自然エネルギーの発電量 20%超 2020年

自然エネルギーによる発電電力量の割合は20%超え、太陽光は8%に

認定NPO法人環境エネルギー政策研究所(ISEP)により発表された、2020年の自然エネルギーによる発電電力量(速報)によると、2020年の国内の全発電電力量(自家消費含む)に占める自然エネルギーの割合は前年比で2.3ポイント増加し、20.8%となった。

  • 以下速報要旨
  1. 2020年 (暦年)の日本国内の全発電電力量(自家消費含む)に占める自然エネルギーの割合は前年の18.5%から20.8%に増加したと推計される。
  2. 日本国内の太陽光発電の年間発電電力量の割合は、2020年には前年の7.4%から8.5%に増加し、VRE(変動する自然エネルギー:太陽光および風力)の割合は8.2%から9.4%に増加した。
  3. バイオマス発電(3.2%)の年間発電電力量は前年から約2割、風力発電(0.86%)も1割程度増加しており、地熱(0.25%)および水力(7.9%)も前年からわずかに増加している。
  4. 化石燃料による火力発電の年間発電電力量の割合は前年から横ばいで74.9%と依然高いレベルであるが、石炭(27.6%)およびLNG(35.4%)は減少傾向にある。原子力発電は前年の6.5%から4.3%に減少した。
  5. 欧州では、すでに自然エネルギーの年間発電電力量の割合が40%を超える国が多くあり、欧州全体の平均でも38.6%に達して、化石燃料による発電の割合37.3%を始めて上回った。
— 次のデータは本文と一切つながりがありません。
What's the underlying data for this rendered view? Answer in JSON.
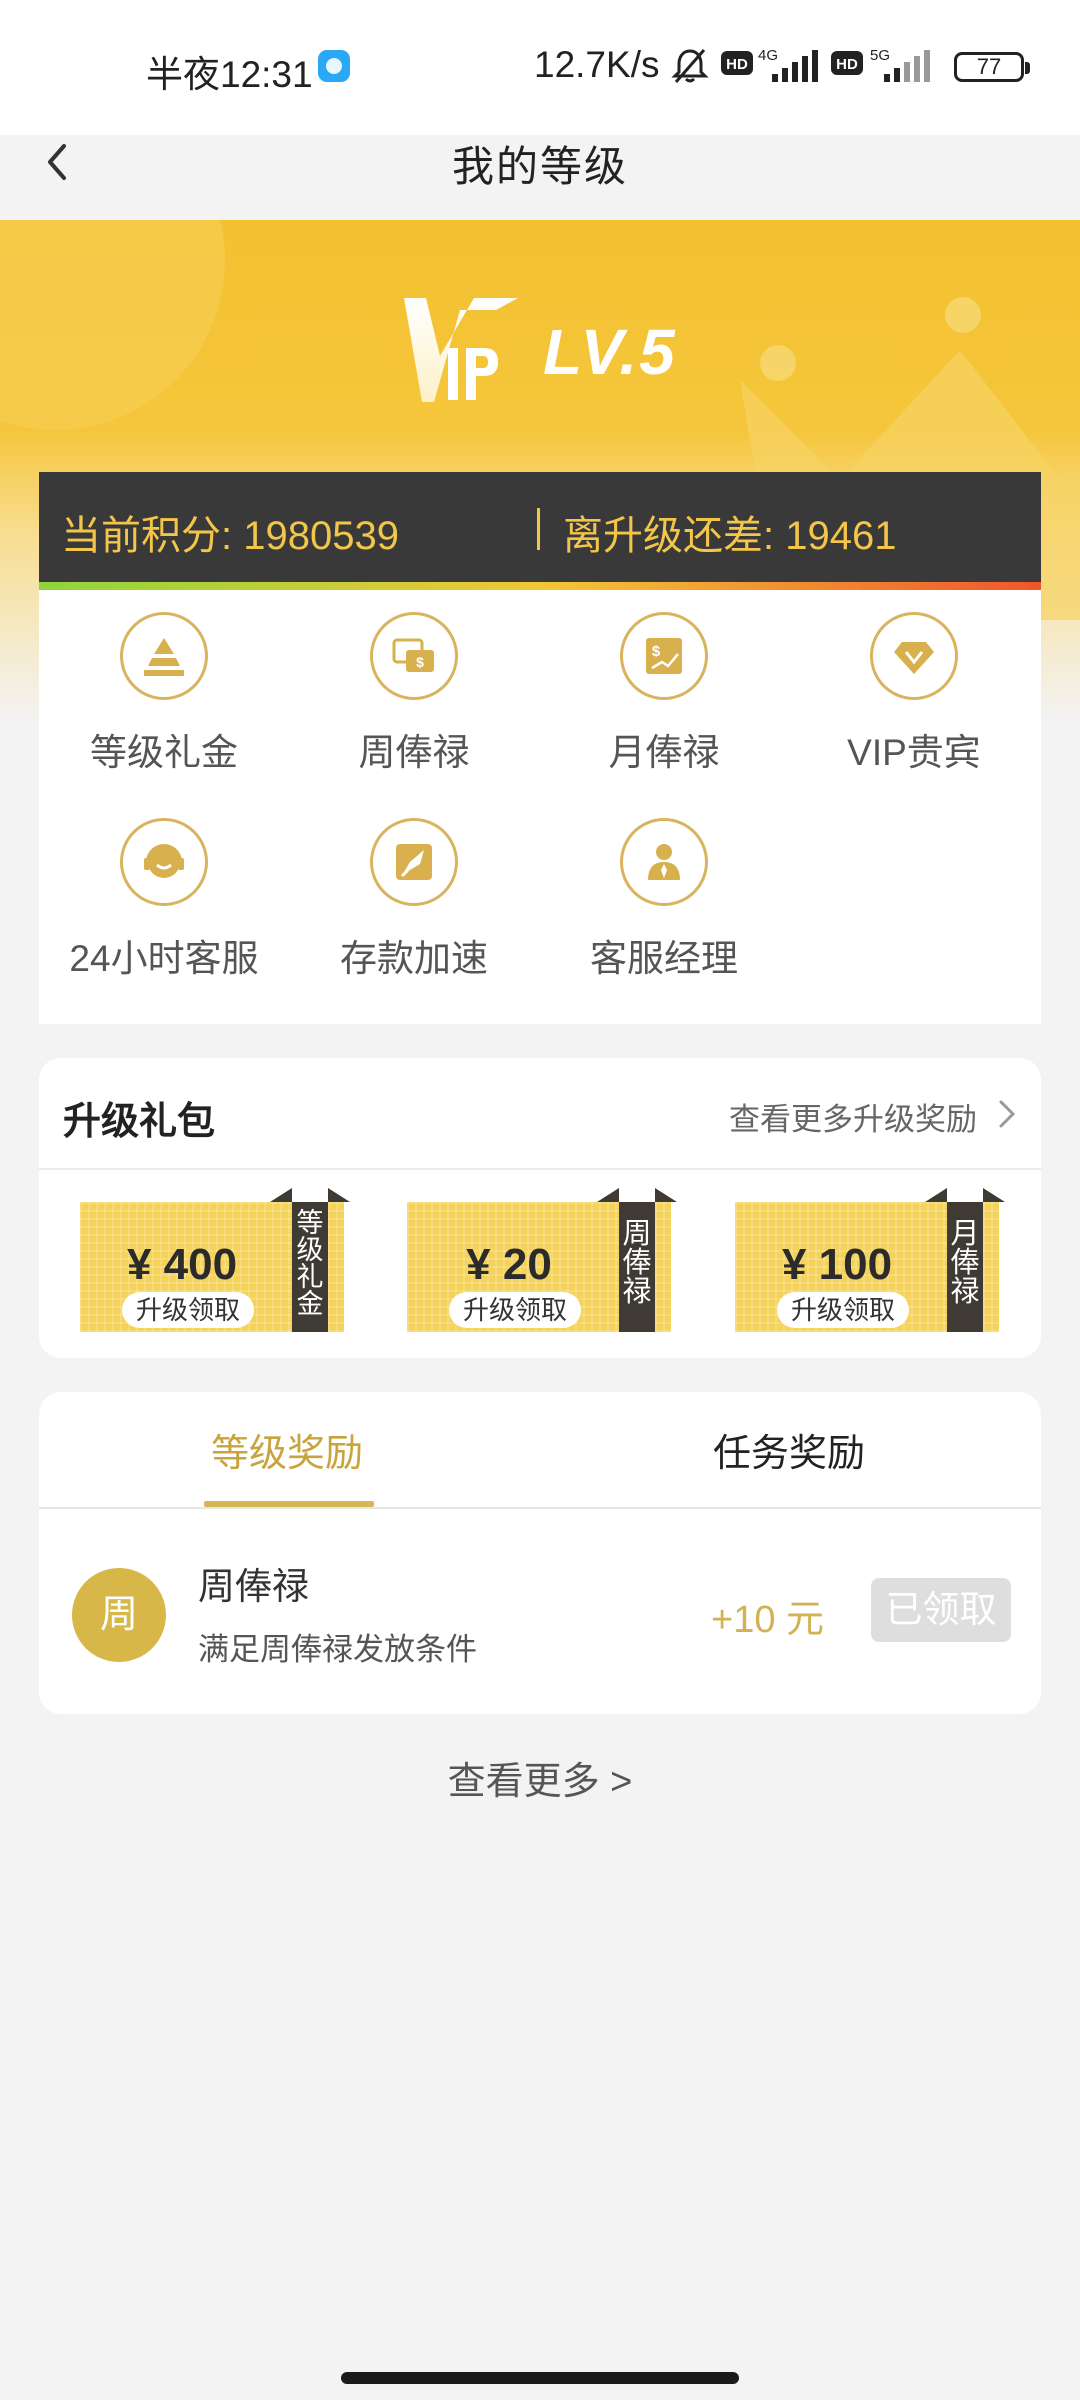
{
  "status_bar": {
    "time": "半夜12:31",
    "network_speed": "12.7K/s",
    "battery": "77",
    "signal1_label": "4G",
    "signal2_label": "5G",
    "hd_label": "HD"
  },
  "header": {
    "title": "我的等级"
  },
  "hero": {
    "vip_logo_text": "VIP",
    "level": "LV.5"
  },
  "points": {
    "current": "当前积分: 1980539",
    "to_upgrade": "离升级还差: 19461"
  },
  "privileges": [
    {
      "label": "等级礼金",
      "icon": "pyramid-icon"
    },
    {
      "label": "周俸禄",
      "icon": "money-card-icon"
    },
    {
      "label": "月俸禄",
      "icon": "dollar-chart-icon"
    },
    {
      "label": "VIP贵宾",
      "icon": "diamond-icon"
    },
    {
      "label": "24小时客服",
      "icon": "headset-icon"
    },
    {
      "label": "存款加速",
      "icon": "rocket-icon"
    },
    {
      "label": "客服经理",
      "icon": "manager-icon"
    }
  ],
  "upgrade_gift": {
    "title": "升级礼包",
    "more_link": "查看更多升级奖励",
    "coupons": [
      {
        "amount": "¥ 400",
        "action": "升级领取",
        "tag": "等级礼金"
      },
      {
        "amount": "¥ 20",
        "action": "升级领取",
        "tag": "周俸禄"
      },
      {
        "amount": "¥ 100",
        "action": "升级领取",
        "tag": "月俸禄"
      }
    ]
  },
  "rewards": {
    "tabs": [
      "等级奖励",
      "任务奖励"
    ],
    "active_tab": "等级奖励",
    "items": [
      {
        "avatar_char": "周",
        "name": "周俸禄",
        "description": "满足周俸禄发放条件",
        "amount": "+10 元",
        "status": "已领取"
      }
    ]
  },
  "see_more": "查看更多 >",
  "colors": {
    "brand_yellow": "#f4c12f",
    "gold": "#d2b253",
    "dark_bar": "#393939"
  }
}
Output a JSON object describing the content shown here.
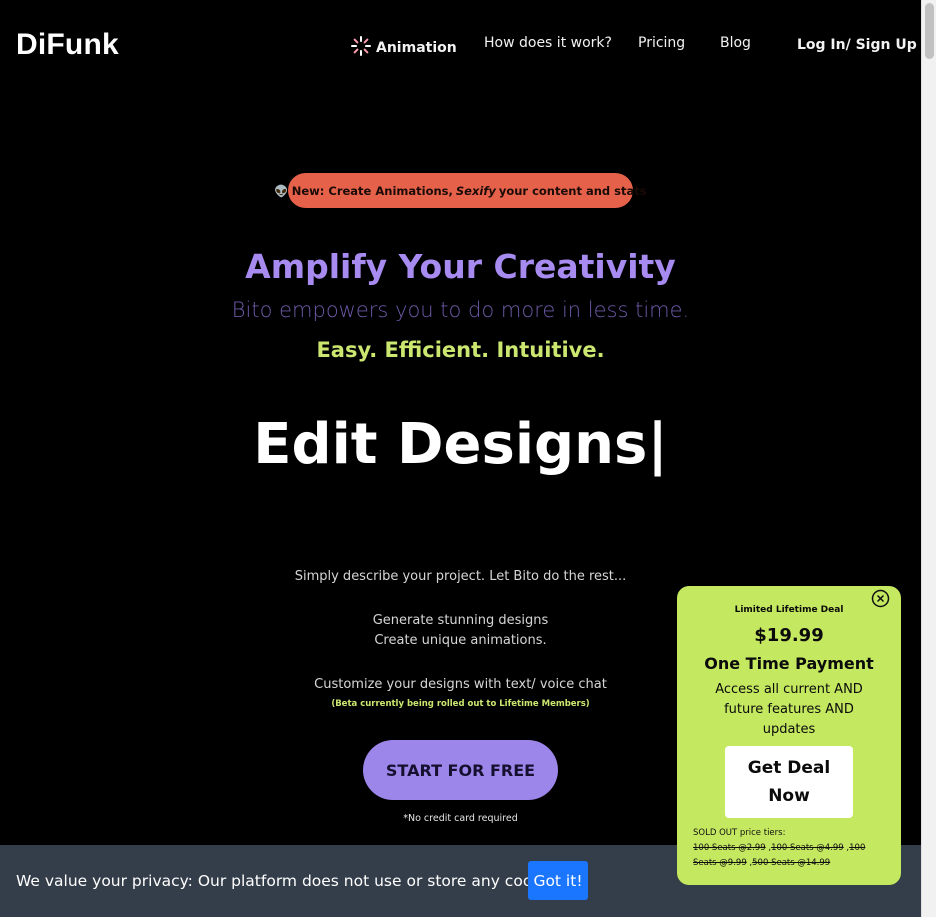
{
  "nav": {
    "logo": "DiFunk",
    "items": [
      {
        "label": "Animation",
        "icon": "sparkle-icon"
      },
      {
        "label": "How does it work?"
      },
      {
        "label": "Pricing"
      },
      {
        "label": "Blog"
      }
    ],
    "login": "Log In/ Sign Up"
  },
  "hero": {
    "badge_emoji": "👽",
    "badge_prefix": "New: Create Animations,",
    "badge_em": "Sexify",
    "badge_suffix": "your content and stats",
    "headline": "Amplify Your Creativity",
    "subline": "Bito empowers you to do more in less time.",
    "tagline": "Easy. Efficient. Intuitive.",
    "typed": "Edit Designs|",
    "desc1": "Simply describe your project. Let Bito do the rest...",
    "desc2": "Generate stunning designs",
    "desc3": "Create unique animations.",
    "desc4": "Customize your designs with text/ voice chat",
    "beta_note": "(Beta currently being rolled out to Lifetime Members)",
    "cta": "START FOR FREE",
    "no_card": "*No credit card required"
  },
  "cookie": {
    "text": "We value your privacy: Our platform does not use or store any cookies.",
    "button": "Got it!"
  },
  "deal": {
    "label": "Limited Lifetime Deal",
    "price": "$19.99",
    "one_time": "One Time Payment",
    "access": "Access all current AND future features AND updates",
    "button_line1": "Get Deal",
    "button_line2": "Now",
    "sold_out_label": "SOLD OUT price tiers:",
    "tiers": [
      "100 Seats @2.99",
      "100 Seats @4.99",
      "100 Seats @9.99",
      "500 Seats @14.99"
    ]
  },
  "colors": {
    "background": "#000000",
    "headline": "#a78bf0",
    "tagline": "#cbe770",
    "badge": "#e5614a",
    "deal_bg": "#c4e85f",
    "cookie_bar": "#343d4a",
    "cookie_button": "#1a75ff"
  }
}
VRE(変動する自然エネルギー)の割合もデンマークの55%を筆頭に20%を超える国が多くある。
  6. 2020年(暦年)の電力需給データにおいて、北陸電力、東北電力、四国電力エリアでは自然エネルギーの割合が年間電力需要量の30%を超えた。1時間の最大値では日本全体で70%近くに達しており、VREは最大57%だった。1時間の最大値で四国電力、東北電力および九州電力エリアにおいて自然エネルギーの電力需要に対する割合が100%を超えた。